Layered Abstractions¶
From Maximum Flexibility to Out-of-the-Box¶
Agent-R1 provides a three-layer abstraction system. The top layer gives maximum control, the middle layer captures agent-environment interaction, and the bottom layer covers standard tool-calling tasks. All layers still fit the same step-level RL view.
graph TD
agentFlowBase["AgentFlowBase"]
singleStep["SingleStepAgentFlow"]
customWorkflow["Your Custom Workflow"]
agentEnvLoop["AgentEnvLoop"]
agentEnv["AgentEnv"]
toolEnv["ToolEnv"]
baseTool["BaseTool"]
customEnv["Your Custom Env"]
agentFlowBase -->|"subclass"| singleStep
agentFlowBase -->|"subclass"| customWorkflow
agentFlowBase -->|"subclass"| agentEnvLoop
agentEnvLoop -->|"uses"| agentEnv
agentEnv -->|"built-in"| toolEnv
agentEnv -->|"subclass"| customEnv
toolEnv -->|"uses"| baseTool
Layer 1: AgentFlowBase¶
Subclass AgentFlowBase when you want full control over how prompts are built, how the LLM is called, how branches are scheduled, how context is managed, and how steps are assembled into an AgentFlowOutput.
This is the most flexible layer. It is useful for complex custom agents with conditional branches, specialized context-management policies, multi-stage workflows, or experiments where you do not want to model the task explicitly as an environment.
from agent_r1.agent_flow import AgentFlowBase, AgentFlowOutput
class MyWorkflow(AgentFlowBase):
async def run(self, sampling_params, **kwargs):
...
return AgentFlowOutput(steps=[step1, step2], metrics=metrics)
Layer 2: AgentEnvLoop + AgentEnv¶
When your task can be written as an environment with reset() and step(), use AgentEnvLoop. The loop handles the LLM generation, while the environment controls the next observation and reward.

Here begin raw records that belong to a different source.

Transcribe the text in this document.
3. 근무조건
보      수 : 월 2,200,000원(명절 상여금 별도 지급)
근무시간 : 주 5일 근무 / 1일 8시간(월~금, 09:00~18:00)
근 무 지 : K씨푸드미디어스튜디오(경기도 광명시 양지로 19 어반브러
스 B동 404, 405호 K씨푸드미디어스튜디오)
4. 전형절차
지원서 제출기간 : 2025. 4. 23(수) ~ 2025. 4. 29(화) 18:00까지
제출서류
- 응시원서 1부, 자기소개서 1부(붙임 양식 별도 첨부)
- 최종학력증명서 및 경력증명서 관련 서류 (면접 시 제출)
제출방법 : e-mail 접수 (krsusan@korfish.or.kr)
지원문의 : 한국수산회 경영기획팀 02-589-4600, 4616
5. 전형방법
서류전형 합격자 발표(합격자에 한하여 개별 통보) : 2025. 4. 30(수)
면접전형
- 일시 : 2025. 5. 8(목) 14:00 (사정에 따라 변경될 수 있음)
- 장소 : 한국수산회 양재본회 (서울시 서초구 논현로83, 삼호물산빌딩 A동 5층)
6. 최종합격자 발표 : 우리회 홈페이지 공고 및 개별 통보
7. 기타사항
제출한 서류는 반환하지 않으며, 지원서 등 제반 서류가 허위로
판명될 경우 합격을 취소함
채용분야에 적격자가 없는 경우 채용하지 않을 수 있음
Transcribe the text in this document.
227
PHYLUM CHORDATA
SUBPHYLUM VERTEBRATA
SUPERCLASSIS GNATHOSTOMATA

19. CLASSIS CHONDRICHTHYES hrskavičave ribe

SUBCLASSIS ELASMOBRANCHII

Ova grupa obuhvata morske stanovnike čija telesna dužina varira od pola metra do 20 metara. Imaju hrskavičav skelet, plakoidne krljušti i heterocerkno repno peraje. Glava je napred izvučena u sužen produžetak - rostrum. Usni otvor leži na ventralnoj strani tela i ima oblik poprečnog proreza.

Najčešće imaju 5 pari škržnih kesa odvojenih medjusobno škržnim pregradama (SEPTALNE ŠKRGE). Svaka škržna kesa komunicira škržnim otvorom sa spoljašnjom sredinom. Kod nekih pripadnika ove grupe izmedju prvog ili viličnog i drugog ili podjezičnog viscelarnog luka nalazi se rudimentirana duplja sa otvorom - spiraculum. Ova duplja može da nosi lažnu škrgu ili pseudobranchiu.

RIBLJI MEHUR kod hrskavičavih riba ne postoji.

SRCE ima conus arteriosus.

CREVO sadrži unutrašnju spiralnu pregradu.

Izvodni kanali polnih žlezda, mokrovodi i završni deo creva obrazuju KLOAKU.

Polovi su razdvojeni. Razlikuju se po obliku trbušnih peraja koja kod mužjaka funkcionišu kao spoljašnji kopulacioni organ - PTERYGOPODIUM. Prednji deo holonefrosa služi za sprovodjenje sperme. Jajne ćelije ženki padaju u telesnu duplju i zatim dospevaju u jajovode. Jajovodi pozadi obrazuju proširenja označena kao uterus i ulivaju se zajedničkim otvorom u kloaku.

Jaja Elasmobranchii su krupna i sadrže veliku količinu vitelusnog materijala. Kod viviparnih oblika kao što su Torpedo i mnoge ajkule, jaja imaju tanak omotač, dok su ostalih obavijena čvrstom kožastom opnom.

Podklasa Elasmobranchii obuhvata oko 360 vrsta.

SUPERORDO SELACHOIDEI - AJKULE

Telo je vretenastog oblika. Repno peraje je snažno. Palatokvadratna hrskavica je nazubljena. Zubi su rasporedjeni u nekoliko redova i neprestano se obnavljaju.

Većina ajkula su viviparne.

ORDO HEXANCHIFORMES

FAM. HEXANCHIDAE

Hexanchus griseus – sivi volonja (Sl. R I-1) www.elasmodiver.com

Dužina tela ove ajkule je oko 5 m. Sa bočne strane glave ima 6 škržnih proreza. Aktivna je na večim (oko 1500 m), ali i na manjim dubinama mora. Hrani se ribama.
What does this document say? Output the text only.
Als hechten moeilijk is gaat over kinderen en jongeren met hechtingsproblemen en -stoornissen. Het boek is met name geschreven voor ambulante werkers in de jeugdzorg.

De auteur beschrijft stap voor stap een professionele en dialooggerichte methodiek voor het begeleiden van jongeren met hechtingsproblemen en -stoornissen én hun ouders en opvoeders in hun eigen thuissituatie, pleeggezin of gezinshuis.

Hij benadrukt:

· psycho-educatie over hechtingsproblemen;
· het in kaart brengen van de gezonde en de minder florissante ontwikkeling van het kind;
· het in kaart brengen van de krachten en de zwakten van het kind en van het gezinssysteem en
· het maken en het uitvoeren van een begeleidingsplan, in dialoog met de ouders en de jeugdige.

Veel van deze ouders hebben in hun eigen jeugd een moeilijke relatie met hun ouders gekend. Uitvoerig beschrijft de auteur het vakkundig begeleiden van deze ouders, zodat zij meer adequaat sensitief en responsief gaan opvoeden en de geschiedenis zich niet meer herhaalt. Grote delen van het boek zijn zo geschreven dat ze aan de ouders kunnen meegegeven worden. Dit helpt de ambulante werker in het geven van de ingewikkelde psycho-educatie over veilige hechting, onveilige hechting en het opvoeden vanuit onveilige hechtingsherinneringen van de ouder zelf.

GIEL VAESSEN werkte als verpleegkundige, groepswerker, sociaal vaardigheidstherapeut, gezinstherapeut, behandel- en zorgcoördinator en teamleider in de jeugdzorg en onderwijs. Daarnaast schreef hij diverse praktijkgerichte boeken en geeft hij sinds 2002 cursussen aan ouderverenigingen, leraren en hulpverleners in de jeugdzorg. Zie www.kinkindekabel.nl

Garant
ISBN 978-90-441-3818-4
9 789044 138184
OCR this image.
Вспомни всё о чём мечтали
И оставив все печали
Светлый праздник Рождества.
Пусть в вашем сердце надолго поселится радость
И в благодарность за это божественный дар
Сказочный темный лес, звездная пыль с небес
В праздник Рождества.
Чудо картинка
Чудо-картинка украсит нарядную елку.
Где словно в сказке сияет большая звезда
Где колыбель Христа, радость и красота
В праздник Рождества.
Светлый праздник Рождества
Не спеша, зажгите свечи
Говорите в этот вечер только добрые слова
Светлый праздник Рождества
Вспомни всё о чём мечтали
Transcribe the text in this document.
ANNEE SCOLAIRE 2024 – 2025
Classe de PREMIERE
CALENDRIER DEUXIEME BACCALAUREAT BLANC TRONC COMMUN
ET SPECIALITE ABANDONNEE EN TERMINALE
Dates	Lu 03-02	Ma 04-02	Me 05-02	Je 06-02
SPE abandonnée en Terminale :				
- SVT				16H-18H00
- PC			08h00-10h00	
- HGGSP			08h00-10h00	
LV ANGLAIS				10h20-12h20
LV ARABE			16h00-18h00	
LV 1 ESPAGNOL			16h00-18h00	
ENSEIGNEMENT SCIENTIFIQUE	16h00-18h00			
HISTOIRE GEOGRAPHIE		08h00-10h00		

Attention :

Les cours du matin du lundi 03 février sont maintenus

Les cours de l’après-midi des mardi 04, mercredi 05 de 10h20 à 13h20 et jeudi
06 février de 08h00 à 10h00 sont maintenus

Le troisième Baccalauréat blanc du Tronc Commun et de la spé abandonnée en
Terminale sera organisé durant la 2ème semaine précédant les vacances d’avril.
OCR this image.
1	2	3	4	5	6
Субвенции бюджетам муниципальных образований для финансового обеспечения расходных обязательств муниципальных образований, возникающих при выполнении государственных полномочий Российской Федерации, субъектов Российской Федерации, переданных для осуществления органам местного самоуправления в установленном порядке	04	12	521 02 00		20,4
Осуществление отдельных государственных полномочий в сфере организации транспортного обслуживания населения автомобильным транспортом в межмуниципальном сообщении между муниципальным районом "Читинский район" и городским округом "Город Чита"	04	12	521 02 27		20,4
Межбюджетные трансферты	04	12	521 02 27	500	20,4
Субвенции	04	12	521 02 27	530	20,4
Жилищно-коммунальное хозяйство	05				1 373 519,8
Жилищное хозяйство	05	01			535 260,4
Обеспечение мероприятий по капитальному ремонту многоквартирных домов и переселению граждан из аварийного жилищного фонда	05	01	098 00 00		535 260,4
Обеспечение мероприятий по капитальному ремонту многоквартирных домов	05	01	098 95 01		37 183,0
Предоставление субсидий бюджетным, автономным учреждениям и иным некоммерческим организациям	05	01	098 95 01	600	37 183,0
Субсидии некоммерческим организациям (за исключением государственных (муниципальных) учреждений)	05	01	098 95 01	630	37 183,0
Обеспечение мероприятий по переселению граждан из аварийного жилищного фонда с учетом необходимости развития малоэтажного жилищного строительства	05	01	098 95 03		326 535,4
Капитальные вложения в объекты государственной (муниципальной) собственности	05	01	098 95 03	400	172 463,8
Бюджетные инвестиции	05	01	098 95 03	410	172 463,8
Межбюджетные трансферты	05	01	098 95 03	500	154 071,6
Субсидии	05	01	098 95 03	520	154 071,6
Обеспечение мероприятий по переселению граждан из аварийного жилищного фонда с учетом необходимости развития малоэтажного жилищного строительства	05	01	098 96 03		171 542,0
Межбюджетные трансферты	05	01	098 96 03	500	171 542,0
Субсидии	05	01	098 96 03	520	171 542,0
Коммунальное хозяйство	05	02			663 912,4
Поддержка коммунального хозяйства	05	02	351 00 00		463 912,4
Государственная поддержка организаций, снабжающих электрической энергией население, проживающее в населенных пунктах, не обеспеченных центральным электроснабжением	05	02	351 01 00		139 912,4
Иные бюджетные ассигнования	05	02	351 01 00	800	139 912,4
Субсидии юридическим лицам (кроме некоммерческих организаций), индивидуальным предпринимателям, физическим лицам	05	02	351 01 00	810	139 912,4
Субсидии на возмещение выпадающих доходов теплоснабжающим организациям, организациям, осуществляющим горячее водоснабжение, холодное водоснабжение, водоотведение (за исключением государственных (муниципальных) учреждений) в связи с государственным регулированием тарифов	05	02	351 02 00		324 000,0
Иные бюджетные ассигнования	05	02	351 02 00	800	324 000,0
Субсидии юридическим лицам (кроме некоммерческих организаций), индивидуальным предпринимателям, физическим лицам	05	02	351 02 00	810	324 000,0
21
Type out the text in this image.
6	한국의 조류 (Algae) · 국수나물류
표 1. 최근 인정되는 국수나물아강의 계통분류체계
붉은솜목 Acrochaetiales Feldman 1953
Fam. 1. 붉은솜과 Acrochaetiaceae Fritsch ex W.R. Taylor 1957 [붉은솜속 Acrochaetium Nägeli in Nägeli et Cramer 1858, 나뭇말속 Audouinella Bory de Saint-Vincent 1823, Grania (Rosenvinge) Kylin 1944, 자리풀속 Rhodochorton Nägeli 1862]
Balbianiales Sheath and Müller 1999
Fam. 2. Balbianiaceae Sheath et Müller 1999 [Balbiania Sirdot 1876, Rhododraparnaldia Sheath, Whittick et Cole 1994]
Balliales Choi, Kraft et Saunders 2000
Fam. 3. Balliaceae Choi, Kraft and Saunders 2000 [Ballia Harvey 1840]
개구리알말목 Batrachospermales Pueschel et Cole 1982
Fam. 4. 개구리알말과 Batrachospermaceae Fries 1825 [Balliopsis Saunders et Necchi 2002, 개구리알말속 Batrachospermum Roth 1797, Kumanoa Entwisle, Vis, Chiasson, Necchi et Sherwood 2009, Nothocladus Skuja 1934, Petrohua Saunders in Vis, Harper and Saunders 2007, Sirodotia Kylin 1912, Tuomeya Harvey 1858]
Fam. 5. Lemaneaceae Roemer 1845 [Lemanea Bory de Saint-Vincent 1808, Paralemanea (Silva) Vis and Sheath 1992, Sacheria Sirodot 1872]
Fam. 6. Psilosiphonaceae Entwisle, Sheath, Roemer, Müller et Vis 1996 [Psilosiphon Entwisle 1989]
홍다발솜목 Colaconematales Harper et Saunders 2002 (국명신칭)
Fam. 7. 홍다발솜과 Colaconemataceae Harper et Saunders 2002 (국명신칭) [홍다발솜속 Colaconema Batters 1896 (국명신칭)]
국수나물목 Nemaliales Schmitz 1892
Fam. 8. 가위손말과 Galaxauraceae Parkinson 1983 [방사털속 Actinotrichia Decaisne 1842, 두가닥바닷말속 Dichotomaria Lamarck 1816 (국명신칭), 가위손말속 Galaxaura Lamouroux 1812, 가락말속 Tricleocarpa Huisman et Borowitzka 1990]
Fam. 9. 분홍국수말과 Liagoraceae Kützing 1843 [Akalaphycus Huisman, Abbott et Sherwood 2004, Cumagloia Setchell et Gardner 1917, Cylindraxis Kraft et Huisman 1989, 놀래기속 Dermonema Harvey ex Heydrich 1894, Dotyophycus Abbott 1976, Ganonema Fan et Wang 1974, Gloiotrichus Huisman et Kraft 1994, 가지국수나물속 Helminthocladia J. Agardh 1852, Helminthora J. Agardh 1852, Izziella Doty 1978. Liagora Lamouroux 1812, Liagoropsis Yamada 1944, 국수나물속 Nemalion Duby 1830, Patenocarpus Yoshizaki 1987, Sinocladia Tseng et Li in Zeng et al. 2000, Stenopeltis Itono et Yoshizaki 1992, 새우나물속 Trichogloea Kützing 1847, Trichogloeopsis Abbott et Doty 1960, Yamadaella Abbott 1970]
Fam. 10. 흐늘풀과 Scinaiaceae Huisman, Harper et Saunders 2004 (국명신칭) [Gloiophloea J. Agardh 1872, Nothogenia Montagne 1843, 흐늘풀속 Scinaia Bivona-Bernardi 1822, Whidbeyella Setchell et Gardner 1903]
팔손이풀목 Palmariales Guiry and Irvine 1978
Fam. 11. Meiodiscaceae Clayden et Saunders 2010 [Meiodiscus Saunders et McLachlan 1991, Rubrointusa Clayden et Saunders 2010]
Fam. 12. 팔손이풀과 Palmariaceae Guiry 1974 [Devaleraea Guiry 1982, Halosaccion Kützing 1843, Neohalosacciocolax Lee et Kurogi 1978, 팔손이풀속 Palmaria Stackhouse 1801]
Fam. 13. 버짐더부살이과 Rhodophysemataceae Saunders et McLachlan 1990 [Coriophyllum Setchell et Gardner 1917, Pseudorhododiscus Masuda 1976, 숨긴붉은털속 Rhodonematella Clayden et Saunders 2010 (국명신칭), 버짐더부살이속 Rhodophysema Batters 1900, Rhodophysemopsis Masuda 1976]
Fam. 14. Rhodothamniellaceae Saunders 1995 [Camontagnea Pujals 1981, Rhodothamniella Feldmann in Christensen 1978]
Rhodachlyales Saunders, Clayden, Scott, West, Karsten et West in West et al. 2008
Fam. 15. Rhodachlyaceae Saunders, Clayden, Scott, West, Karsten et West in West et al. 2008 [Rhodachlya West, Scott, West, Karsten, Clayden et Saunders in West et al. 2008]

This aligns directly with the step-level MDP idea:
- the environment returns an
Observation - the LLM produces an
Action - the environment computes the next observation, reward, and termination condition
from agent_r1.env import AgentEnv, Observation, Action
@AgentEnv.register("my_env")
class MyEnv(AgentEnv):
def reset(self, **kwargs) -> Observation:
return Observation(messages=[...])
async def step(self, action: Action) -> tuple[Observation, float, bool, dict]:
...
return Observation(messages=[...]), reward, done, info
The relevant implementation lives in:
agent_r1/agent_flow/agent_env_loop.pyagent_r1/env/base.py
Layer 3: ToolEnv + BaseTool¶
Standard multi-turn tool-calling tasks should use ToolEnv + BaseTool. For this case, Agent-R1 provides ToolEnv, a built-in environment that:
- stores conversation history
- parses tool calls from model output
- executes registered tools
- feeds tool observations back into the next turn
Tools are defined independently through BaseTool.
from agent_r1.tool import BaseTool, ToolResponse
@BaseTool.register("calculator")
class Calculator(BaseTool):
name = "calculator"
description = "Evaluate a math expression."
parameters = {
"type": "object",
"properties": {
"expression": {"type": "string", "description": "The math expression"}
},
"required": ["expression"],
}
async def execute(self, args, **kwargs) -> tuple[ToolResponse, float | None, dict]:
...
The relevant implementation lives in:
agent_r1/env/envs/tool.pyagent_r1/tool/base.pyrecipes/gsm8k/tool.py
What Matters in This Version¶
For the current lightweight documentation, the key takeaway is:
SingleStepAgentFlowis useful for single-turn sanity checks such as plain GSM8K.AgentFlowBaseis for fully custom agent logic.AgentEnvLoopis for tasks with complete environment dynamics.ToolEnv + BaseToolis the simplest path for standard tool-calling examples such as GSM8K + Tool.